Credo sia di grande importanza approfondire il tema dei rapporti tra Dom Helder Camara e il Concilio Vaticano II, sia per cogliere pienamente il valore della personalità del Vescovo brasiliano come anche per ampliare la conoscenza della grande Assemblea ecclesiale che papa Giovanni XXIII volle definire “Pentecoste del nostro tempo”.

E’ lo stesso Dom Helder Camara che ce ne offre l’opportunità attraverso le lettere che scriveva alla comunità brasiliana di São.Joaquim – dal nome della residenza arcivescovile di Rio de Janeiro dove avevano iniziato a radunarsi – pubblicate oggi in un’estesa antologia anche in italiano sotto il titolo “Roma, due del mattino”.

Il grato impegno di parlarne brevemente è stato offerto a me, che proprio durante il Concilio ebbi l’opportunità di conoscerlo.

E’ vero, egli non fece mai interventi nell’Aula conciliare, ma era straordinaria la molteplicità delle iniziative da lui avviate e sviluppate al di dentro ed ai margini dell’Assemblea.

Ero allora - dall’autunno del 1963 – giovane Ausiliare dell’Arcivescovo di Bologna, il Card. Giacomo Lercaro (dom Helder lo definiva “buonissimo uomo di Dio”), appena nominato tra i Moderatori del Concilio, i quattro Cardinali chiamati a guidare lo svolgimento delle Assemblee conciliari (coadiuvati – Lercaro ed altri Moderatori – da don Giuseppe Dossetti, “figura francescana “ – così dice dom Helder – “malgrado sia un prete secolare”) e tutto questo mi rendeva talora partecipe di iniziative marginali, come quando mons. Camara, allora Segretario della Conferenza episcopale brasiliana, insistette per avere una conferenza del Card. Lercaro ed io andai a leggerla a nome del Cardinale in quel momento impedito. Ma soprattutto ebbi occasione di incontrarlo più volte nelle riunioni che Paul Gauthier, il sacerdote francese che aveva fondato a Nazareth il gruppo dei “Compagni (falegnami) di Gesù, nell’appartamento affittato a Roma, promuoveva per concretizzare l’ideale de “La Chiesa dei poveri”.
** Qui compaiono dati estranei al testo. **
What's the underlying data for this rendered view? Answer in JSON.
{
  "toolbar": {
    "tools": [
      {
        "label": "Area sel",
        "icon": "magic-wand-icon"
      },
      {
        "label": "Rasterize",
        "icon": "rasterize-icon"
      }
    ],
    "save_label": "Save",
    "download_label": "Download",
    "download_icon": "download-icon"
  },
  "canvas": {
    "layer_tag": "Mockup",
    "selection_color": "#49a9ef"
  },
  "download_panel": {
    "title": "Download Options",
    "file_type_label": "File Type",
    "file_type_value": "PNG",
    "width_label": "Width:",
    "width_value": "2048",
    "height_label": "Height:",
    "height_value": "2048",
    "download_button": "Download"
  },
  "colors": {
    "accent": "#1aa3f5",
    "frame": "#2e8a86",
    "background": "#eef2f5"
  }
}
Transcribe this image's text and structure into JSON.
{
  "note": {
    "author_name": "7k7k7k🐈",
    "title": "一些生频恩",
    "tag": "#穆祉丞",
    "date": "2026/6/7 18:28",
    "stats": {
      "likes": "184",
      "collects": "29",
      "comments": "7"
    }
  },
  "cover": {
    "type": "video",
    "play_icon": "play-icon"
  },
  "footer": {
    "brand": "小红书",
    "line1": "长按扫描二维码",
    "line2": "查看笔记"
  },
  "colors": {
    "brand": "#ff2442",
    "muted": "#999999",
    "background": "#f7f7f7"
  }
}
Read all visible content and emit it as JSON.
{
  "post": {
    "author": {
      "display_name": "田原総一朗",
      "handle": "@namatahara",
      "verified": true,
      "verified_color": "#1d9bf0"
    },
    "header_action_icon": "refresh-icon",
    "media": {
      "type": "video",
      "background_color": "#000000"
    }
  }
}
Dal Diario pubblicato emerge che questa era una delle finalità che dom Helder perseguiva nel Concilio. Al di là dell’impressione che egli dava – era definito “il vescovino”, “bispinho” in portoghese , di un idealista, appunto, ma nel senso di un utopista sulle nuvole, egli era invece un grande organizzatore: e forse la sua utopia maggiore – l’ora di preghiera notturna a cui si era impegnato diventando sacerdote – era proprio quella di programmare efficacemente il suo tempo, di fronte a Dio, ma anche di fronte alle situazioni concrete della storia in tutte le sue dimensioni. Si renderà conto che se non era facile essere Papa, non lo era neanche essere Padre conciliare, perché non lo è essere vescovo, essere cristiano, ma neanche essere creatura umana!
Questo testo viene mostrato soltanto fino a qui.